Participation means being involved in the effort; a group of people plan and build a place and context that meet their needs. This leads people to feel identified with the place they inhabit. In Participatory Housing people make decisions regarding the configuration of the spaces they inhabit and how these spaces are constructed as part of their individual and collective environment.
What is your vision regarding Participatory Housing and what influenced you?
I was influenced by 2 government programs. The first program – Division of Community Education (started in 1946-1947) – worked with communities providing them tools to solve their problems within the community, using different medi such as movies, posters and books. The concept of this program was focused on self-empowerment and decision making; to solve your problems yourself. The second program – Mutual aid and Self-help, – was a Participatory Housing program in which people built their own homes with technical support. They built in brigades of 25 people. These programs were created through the leadership of Governor Rexford Tugwell and Governor Muñoz Marín. Tugwell, was a progressive planner who believed in participatory democracy. He brought new ideas under President Roosevelt and new programs were created as part of the “New Deal” that put the economy to work. The Falansterio is an example of was being built at this time.
What relates Habitat for Humanity with Participatory Housing?
I was the founder of Habitat for Humanity Chapter of Puerto Rico in 1995. It is a nonprofit organization that involves the homeowner and the volunteers. 16 homes have been established in Puerto Rico and more than 200,000 worldwide. Habitat aims to provide housing for poor people. Families are committed to provide 400 work hours in the construction of homes. These are developed with the support of companies and individuals offering donations and services in order to subsidize part of the cost of the structure. The goal is that the owners pay a low mortgage without interest.
What are your current projects?
Currently, I am involved with projects like the – Cantera Peninsula – where residents have an active voice in the decisions made regarding the construction of common and private spaces within the community. There is also the – Proyecto ENLACE Caño Martín Peña – with a community education process based on participatory and democratic comprehensive exercises. The plan proposes that those who build their houses develop the potential to create micro-enterprises that culminate in the construction of other homes in the District. Other existing projects in which I participated as a consultant are La Perla and Mameyes.

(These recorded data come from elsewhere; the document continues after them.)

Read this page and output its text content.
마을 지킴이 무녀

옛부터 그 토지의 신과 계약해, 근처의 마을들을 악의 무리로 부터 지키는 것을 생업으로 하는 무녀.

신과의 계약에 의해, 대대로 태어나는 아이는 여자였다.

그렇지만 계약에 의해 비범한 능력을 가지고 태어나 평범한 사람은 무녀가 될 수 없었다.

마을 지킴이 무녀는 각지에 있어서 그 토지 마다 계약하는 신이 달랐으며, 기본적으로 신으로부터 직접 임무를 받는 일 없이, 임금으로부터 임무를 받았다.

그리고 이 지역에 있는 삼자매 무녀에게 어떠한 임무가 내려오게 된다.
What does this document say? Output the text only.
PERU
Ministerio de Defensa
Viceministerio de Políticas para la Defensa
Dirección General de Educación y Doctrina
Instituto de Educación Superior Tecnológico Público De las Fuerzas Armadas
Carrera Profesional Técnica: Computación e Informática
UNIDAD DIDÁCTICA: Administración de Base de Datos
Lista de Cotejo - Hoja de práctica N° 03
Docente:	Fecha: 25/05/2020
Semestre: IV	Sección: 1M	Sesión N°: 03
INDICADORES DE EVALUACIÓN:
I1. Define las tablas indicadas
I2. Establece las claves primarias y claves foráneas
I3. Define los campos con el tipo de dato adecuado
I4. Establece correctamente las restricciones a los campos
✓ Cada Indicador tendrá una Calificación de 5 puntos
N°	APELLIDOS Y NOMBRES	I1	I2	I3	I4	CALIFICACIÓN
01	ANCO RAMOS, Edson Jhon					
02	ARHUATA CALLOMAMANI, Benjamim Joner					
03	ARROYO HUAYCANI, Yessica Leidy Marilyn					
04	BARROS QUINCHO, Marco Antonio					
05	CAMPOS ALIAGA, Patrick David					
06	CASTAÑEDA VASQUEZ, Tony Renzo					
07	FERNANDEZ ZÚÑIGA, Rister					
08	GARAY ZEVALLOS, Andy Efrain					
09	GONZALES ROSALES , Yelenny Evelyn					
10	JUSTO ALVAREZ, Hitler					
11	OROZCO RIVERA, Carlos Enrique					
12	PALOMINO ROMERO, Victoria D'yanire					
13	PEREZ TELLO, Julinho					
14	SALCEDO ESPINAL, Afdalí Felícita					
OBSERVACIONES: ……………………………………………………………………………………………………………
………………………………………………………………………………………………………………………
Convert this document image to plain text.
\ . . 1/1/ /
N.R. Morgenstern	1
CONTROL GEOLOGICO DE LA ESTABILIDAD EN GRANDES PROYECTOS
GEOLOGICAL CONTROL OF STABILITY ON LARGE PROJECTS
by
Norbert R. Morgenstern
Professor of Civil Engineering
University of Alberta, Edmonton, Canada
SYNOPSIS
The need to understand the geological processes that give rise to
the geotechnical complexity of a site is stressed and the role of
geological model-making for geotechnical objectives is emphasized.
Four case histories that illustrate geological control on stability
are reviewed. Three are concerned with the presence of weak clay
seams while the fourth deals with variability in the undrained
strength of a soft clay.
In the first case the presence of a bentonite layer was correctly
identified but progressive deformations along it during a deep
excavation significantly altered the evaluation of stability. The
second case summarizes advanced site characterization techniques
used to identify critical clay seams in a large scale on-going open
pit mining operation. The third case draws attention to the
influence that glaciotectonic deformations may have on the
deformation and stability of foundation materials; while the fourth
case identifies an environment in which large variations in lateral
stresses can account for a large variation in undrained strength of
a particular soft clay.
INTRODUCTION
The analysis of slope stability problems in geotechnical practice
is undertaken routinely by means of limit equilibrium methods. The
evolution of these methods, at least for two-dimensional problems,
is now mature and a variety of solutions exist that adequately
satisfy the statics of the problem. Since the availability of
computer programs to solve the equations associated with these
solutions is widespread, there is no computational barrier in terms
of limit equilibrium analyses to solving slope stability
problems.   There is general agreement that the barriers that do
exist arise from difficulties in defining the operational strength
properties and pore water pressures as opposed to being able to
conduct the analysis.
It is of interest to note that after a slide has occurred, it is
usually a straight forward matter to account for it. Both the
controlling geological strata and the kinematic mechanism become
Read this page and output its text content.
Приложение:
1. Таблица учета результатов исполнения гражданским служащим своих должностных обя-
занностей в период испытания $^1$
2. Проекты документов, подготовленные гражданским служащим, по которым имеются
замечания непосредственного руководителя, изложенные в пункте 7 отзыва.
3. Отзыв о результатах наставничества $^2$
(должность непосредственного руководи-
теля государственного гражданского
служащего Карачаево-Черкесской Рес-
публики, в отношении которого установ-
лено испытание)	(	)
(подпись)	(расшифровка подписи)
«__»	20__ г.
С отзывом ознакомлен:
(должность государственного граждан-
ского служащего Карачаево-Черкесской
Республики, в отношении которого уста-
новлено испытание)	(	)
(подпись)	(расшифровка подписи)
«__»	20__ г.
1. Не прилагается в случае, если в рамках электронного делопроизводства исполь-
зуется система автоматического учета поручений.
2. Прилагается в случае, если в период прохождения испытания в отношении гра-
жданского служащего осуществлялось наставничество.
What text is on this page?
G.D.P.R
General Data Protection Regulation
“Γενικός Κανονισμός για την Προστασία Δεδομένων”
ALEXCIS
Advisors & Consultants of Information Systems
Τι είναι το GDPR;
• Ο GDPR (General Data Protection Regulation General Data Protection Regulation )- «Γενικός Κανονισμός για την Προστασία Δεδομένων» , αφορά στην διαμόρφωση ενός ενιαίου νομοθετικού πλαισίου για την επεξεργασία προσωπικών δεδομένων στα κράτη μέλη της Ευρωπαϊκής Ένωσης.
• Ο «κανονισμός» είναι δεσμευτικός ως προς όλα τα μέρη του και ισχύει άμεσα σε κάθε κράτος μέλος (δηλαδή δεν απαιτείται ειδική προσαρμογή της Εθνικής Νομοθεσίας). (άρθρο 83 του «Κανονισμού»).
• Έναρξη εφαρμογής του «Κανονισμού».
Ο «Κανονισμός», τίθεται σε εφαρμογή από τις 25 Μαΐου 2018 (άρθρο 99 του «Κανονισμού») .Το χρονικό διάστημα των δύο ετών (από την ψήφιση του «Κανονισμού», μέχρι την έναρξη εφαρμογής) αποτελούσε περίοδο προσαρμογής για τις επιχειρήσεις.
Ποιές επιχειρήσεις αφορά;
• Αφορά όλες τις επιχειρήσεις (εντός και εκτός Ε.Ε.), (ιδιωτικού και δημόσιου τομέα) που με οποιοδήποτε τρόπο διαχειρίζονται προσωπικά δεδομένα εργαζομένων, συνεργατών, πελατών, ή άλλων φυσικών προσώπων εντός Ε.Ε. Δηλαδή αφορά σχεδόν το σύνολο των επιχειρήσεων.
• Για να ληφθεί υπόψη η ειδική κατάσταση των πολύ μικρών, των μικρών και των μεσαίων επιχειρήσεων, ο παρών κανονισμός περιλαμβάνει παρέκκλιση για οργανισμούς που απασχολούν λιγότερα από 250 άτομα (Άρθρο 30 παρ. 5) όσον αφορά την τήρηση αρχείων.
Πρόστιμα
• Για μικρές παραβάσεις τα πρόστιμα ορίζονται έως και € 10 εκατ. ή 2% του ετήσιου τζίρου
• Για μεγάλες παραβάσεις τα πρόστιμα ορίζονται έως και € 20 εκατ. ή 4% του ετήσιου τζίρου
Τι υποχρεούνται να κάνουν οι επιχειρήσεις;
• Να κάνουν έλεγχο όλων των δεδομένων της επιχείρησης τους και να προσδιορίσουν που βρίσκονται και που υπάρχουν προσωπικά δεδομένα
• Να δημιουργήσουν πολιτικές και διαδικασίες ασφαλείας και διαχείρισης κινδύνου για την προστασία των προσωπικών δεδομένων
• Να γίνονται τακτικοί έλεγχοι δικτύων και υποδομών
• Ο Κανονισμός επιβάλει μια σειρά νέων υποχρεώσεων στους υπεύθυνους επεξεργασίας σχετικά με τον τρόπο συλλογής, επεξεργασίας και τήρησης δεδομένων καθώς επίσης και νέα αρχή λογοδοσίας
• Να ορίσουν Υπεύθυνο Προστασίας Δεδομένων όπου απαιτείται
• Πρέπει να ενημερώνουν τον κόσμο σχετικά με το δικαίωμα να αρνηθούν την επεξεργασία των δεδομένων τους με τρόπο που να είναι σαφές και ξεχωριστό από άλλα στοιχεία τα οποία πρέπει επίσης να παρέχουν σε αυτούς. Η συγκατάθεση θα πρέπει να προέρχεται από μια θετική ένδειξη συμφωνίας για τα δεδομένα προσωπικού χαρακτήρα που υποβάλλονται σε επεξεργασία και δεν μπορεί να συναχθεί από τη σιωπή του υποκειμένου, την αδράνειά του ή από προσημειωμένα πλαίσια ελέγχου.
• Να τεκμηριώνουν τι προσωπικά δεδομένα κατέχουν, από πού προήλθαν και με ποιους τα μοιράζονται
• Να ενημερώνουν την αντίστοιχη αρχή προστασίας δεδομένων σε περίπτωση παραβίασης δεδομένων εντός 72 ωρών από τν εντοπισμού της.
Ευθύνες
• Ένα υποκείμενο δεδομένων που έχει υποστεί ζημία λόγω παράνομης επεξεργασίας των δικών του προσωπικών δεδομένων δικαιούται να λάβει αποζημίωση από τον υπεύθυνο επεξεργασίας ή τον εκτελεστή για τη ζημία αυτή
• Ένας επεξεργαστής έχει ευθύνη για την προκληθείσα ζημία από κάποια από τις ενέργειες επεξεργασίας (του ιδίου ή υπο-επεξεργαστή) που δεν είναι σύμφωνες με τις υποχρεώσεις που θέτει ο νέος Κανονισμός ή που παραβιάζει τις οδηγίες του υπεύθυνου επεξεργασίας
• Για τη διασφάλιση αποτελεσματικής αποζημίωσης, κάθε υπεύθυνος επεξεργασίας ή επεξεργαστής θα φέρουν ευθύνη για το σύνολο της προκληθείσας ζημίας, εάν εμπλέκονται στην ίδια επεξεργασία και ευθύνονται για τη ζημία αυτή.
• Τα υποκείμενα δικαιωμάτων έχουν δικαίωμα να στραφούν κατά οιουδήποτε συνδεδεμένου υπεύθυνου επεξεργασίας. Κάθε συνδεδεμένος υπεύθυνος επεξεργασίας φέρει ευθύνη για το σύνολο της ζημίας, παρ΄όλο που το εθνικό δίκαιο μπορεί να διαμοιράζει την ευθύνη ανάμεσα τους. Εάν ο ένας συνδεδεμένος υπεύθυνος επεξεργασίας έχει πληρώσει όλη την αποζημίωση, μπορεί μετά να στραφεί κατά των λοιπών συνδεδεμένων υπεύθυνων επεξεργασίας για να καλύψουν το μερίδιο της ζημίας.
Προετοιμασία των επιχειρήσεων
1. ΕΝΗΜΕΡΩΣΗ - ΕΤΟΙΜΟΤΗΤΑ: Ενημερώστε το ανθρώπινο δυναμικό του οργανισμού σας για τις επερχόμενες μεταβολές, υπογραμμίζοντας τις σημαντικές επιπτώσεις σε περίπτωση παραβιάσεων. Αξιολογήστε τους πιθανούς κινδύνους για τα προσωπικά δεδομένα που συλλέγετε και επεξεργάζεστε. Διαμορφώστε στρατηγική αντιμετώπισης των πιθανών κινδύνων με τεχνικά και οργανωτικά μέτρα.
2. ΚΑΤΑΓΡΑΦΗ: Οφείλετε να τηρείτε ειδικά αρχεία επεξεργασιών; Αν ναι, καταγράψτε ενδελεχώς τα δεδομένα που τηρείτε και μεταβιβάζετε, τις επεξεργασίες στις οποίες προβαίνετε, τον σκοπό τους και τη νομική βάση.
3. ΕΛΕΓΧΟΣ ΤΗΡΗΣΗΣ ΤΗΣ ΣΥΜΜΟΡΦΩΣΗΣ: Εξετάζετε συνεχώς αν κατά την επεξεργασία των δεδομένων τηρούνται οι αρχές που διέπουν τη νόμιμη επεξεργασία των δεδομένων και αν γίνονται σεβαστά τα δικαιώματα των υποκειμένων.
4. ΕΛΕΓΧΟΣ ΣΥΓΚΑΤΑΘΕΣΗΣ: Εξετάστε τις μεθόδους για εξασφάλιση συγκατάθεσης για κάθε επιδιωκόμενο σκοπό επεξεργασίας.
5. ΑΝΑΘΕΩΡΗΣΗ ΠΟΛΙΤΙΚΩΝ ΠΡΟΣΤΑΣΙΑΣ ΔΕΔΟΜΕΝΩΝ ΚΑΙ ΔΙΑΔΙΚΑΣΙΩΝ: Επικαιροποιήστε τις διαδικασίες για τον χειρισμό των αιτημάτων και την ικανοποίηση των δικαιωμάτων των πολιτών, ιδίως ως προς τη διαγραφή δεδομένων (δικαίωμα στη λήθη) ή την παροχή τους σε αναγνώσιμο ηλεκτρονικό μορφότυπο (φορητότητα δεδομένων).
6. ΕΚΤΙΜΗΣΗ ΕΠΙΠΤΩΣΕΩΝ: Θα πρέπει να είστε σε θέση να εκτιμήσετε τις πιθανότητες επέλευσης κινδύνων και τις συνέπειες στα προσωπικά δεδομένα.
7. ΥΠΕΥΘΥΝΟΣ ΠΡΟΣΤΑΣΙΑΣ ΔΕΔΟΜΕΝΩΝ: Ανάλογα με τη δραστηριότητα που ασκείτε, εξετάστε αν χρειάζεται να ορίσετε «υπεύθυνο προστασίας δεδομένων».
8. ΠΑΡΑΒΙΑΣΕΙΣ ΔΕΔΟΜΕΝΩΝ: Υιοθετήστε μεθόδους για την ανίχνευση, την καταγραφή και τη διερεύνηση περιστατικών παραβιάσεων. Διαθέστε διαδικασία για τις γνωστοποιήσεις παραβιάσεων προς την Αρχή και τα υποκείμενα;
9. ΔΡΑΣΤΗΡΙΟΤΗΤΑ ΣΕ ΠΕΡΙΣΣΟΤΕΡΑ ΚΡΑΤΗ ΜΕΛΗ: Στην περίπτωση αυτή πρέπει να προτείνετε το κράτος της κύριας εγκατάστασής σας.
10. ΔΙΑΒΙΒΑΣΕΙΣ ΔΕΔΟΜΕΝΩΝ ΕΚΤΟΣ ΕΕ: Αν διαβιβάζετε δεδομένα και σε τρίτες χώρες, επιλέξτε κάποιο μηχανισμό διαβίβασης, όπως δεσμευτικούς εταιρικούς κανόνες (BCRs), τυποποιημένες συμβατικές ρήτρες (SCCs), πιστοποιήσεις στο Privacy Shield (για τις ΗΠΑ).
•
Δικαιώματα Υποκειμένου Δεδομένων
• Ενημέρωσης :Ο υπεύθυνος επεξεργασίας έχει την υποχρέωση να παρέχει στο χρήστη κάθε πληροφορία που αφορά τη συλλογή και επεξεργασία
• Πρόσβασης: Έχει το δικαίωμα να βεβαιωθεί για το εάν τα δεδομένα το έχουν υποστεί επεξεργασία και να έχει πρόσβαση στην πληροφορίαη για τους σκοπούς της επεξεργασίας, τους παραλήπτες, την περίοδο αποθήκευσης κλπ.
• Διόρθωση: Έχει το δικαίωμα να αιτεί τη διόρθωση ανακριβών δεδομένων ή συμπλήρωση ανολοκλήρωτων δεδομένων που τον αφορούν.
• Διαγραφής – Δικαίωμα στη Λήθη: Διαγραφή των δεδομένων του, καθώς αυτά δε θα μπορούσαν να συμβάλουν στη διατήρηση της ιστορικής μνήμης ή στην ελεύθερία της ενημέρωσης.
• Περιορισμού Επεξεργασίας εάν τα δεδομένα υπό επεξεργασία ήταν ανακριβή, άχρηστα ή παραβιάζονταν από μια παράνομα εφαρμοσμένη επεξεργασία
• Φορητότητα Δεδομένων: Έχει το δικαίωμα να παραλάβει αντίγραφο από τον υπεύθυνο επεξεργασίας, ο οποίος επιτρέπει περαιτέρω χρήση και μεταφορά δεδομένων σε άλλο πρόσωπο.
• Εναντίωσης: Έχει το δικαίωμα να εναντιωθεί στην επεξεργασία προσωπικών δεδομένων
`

The participatory process, in which architects and citizens collaborate on the design and construction of houses, has caused in Puerto Rico and many parts of the world an evolution in the legacy of community involvement in construction. The good thing about programs like Habitat for Humanity (Proyecto ENLACE Caño Martín Peña, etc.) is shows how the architect can learn the needs and knowledge of the residents of any given community in order to make better designs. In turn, the community can learn technical knowledge from the architect. In many cases, the inhabitants of a place know the particularities of their community in terms of traditional building materials and construction techniques, while, architects know about the spatial qualities of space. Lucilla – a committed democratic planner – is responsible for organizing participatory processes in multiple communities. She has to her name a legacy of proactive communities dedicated to self-empowerment that continue to develop new housing and improve their collective quality of life.